Atomkraft als der Stolz eines Landes? In Finnland ist das real – zumindest wenn man den Betreibern der AKW von Olkiluoto glaubt. Für sie sind die drei Atommeiler mit ihrer roten Farbe – wie das lokale Granitgestein – nicht nur die schönsten Industriegebäude. Der jüngste Reaktor «Olkiluoto 3» sei schlicht das «grösste und modernste» AKW Europas.
«Der Reaktor ist wichtig für Finnland», sagt Juha Poikola, PR-Chef der Betreibergesellschaft TVO. Der erste EPR-Reaktor Europas decke 14 Prozent des finnischen Elektrizitätsverbrauchs und habe viel verändert, seit er vor zwei Jahren ans Netz gegangen sei: «Zuvor haben wir in Finnland viel Strom importiert, nun haben wir quasi Selbstversorgung. Unsere Energiesicherheit ist heute viel grösser, der Strom günstiger.»
Besser als eine Abhängigkeit von Russland…
Stolz ist man auch auf die breite Unterstützung der Atomkraft in der Bevölkerung. Zwar sank auch in Finnland die Akzeptanz der Atomenergie nach der Katastrophe von Fukushima – jedoch nur vorübergehend und auf hohem Niveau.
Nach dem Angriff Russlands auf die Ukraine erreichte sie 2023 laut der Branchenorganisation Finnish Energy gar einen Rekordwert von 68 Prozent Zustimmung. Das zeigt, dass viele die Atomkraft als Garant für die Unabhängigkeit vom Nachbarn Russland sehen.
…weniger gefährlich als der Klimawandel
Unterstützung für die Kernenergie kommt auch von unerwarteter Seite – den finnischen Grünen. Parlamentarier Atte Harjanne war treibende Kraft hinter der Neupositionierung der Partei 2022.
«Unsere Opposition gegen die Atomkraft war schon immer pragmatisch und nicht so dogmatisch», sagt er. Man müsse das Ganze wissenschaftlich analysieren und abwägen. Am Ende helfe die Atomenergie – in Kombination mit erneuerbaren Energien – dem Klimaschutz, der Umwelt und der Biodiversität: «Das Hauptziel ist es, alle fossilen Brennstoffe und Emissionen loszuwerden. Wir brauchen sauberen Strom und saubere Wärme, mit so wenig Ressourcen und Landverbrauch wie möglich.»
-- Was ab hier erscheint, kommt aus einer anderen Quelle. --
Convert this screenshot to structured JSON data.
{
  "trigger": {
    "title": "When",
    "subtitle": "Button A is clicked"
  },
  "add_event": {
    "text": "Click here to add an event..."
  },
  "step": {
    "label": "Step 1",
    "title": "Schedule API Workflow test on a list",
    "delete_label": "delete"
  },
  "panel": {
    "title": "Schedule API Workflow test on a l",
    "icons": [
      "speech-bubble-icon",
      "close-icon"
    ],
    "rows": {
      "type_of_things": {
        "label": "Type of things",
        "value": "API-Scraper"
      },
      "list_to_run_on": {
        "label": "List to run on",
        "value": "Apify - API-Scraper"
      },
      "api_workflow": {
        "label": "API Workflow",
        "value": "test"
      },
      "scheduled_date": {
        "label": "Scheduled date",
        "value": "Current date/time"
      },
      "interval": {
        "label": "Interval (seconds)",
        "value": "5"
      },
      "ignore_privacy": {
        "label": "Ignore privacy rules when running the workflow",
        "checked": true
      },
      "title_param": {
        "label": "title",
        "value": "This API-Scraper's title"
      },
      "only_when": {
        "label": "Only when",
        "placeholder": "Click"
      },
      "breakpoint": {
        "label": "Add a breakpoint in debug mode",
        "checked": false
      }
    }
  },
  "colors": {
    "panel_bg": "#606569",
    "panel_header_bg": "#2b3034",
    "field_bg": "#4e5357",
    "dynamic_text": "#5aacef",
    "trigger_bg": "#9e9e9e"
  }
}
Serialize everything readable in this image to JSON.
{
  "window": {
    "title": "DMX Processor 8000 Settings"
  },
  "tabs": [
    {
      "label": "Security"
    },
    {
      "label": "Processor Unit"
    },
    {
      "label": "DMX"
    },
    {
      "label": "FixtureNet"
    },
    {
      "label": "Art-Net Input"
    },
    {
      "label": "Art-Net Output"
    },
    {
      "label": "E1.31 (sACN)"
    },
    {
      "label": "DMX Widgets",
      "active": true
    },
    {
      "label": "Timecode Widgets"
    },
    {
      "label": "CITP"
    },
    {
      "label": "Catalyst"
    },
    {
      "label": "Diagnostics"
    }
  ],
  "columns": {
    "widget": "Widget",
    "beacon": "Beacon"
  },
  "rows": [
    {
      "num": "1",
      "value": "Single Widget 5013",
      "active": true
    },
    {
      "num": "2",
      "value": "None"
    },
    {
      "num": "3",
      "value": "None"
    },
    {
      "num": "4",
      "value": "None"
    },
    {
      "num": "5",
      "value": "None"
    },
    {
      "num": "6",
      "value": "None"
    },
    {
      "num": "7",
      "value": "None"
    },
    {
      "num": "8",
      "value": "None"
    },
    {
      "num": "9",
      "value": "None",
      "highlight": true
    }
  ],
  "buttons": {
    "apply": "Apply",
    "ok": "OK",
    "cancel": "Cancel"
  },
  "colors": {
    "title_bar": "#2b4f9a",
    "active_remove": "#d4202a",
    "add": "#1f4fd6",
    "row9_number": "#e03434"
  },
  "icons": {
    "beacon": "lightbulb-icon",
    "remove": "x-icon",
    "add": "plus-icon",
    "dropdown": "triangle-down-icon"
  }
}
Alles nur Marketing und Lobbying?
Darüber schüttelt Jari Natunen den Kopf. Für den Biochemiker und Atomkritiker ist die breite Unterstützung der Atomenergie das Resultat von viel Marketing und Lobbying einer mächtigen Industrie. «Wenn man schon alles abwägen will, dann muss man den gesamten Lebenszyklus betrachten.» Das bereits gebaute finnische Atom-Endlager ist aus seiner Sicht zu wenig sicher.
Und: «Es bleiben Probleme bei der Uran-Gewinnung in Minen.» Damit meint er die Folgen des Abbaus für die Umwelt – aber auch die Notwendigkeit, das Uran zu importieren. Die Energie-Unabhängigkeit sei eine Illusion. Kostenverschlingende Riesenreaktoren wie «Olkiluoto 3» seien schlicht «Dinosaurier» aus einem anderen Technologiezeitalter.
Atom-Wissen als Exportgut?
Offiziell aber gilt die Atomenergie in Finnland als grün. Und die nächste Reaktoren-Generation steht in den Startlöchern: So gibt es bereits Versuche mit kleineren, modularen Werken, und in Helsinki soll künftig sogar ein neuartiges, unterirdisches AKW die Stadt mit Fernwärme versorgen.
Das Vertrauen der Bevölkerung in die Behörden ist gross, das zeigen internationale Studien. Die Betreiber sind überzeugt: Selbst die vielen Verzögerungen beim Bau von «Olkiluoto 3» hätten der Glaubwürdigkeit der Atomkraft nicht etwa geschadet – sondern gezeigt, dass die Atomaufsichtsbehörde STUK eben genau hinschaue.